Her sister Coco has set up her own fashion label. "She wanted to do flirty, fun clothes for girls. Lovely dresses you can chuck on in the morning. The opposite of those backless, bandaged, studded, nipple-less catsuits that we desperately try and squeeze into," she hoots. "She's a very visual creature, which I think she gets from Dad."

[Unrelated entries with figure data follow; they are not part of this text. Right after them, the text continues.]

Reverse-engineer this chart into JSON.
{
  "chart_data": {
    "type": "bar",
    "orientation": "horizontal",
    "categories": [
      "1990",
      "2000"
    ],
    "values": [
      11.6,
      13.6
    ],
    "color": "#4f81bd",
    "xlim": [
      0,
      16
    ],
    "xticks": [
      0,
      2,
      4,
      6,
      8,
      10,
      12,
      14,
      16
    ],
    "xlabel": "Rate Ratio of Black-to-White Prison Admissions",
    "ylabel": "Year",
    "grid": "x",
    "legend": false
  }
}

She ice-skates, goes to the gym and "sobs on the treadmill" to keep fit. While she doesn't applaud size zero —"It's easy for young girls to tip over from casual concern over fitting into tight jeans into full-blown obsession" — she knows looking good is part of her job.

With her voluptuous curves and posh niceness Emerald is like a character out of Agatha Christie. It would be interesting to see her play a role from the other side of the tracks. The Royal Court is five minutes away down the road. Casting directors, take note.

Episode three of Any Human Heart is on Channel 4 this Sunday at 9pm

DESIGNER KIDS WHO LIKE TO PERFORM
Augustus Prew, 23

The actor son of designer Wendy Dagworthy (head of Fashion and Textiles at the Royal College of Art) and her photographer husband Jon Prew. He played Rachel Weisz's son in 2002's About a Boy while attending Latymer Upper School. More recently he starred as Zac Efron's best friend in The Death and Life of Charlie St Cloud.

Oliver Jackson Cohen, 24
The 6ft 3in son of Betty Jackson and her French husband David Cohen was inspired to take up acting by watching his mum's best friend, Jennifer Saunders, on the Absolutely Fabulous set. After school at the French Lycée in London, he washed vases at a florist before landing a role in Lark Rise to Candleford. Then hit the big time this year when he appeared opposite Drew Barrymore in Going the Distance. Currently shares a flat in New York with Prew.

Jessica Costelloe, 24
The stunning red-haired daughter of Irish designer Paul Costelloe is studying to be an opera singer at the Juilliard School in New York. As a teen she was constantly stopped by model agents but chose to take up a place at the Royal Academy of Music when she was 16.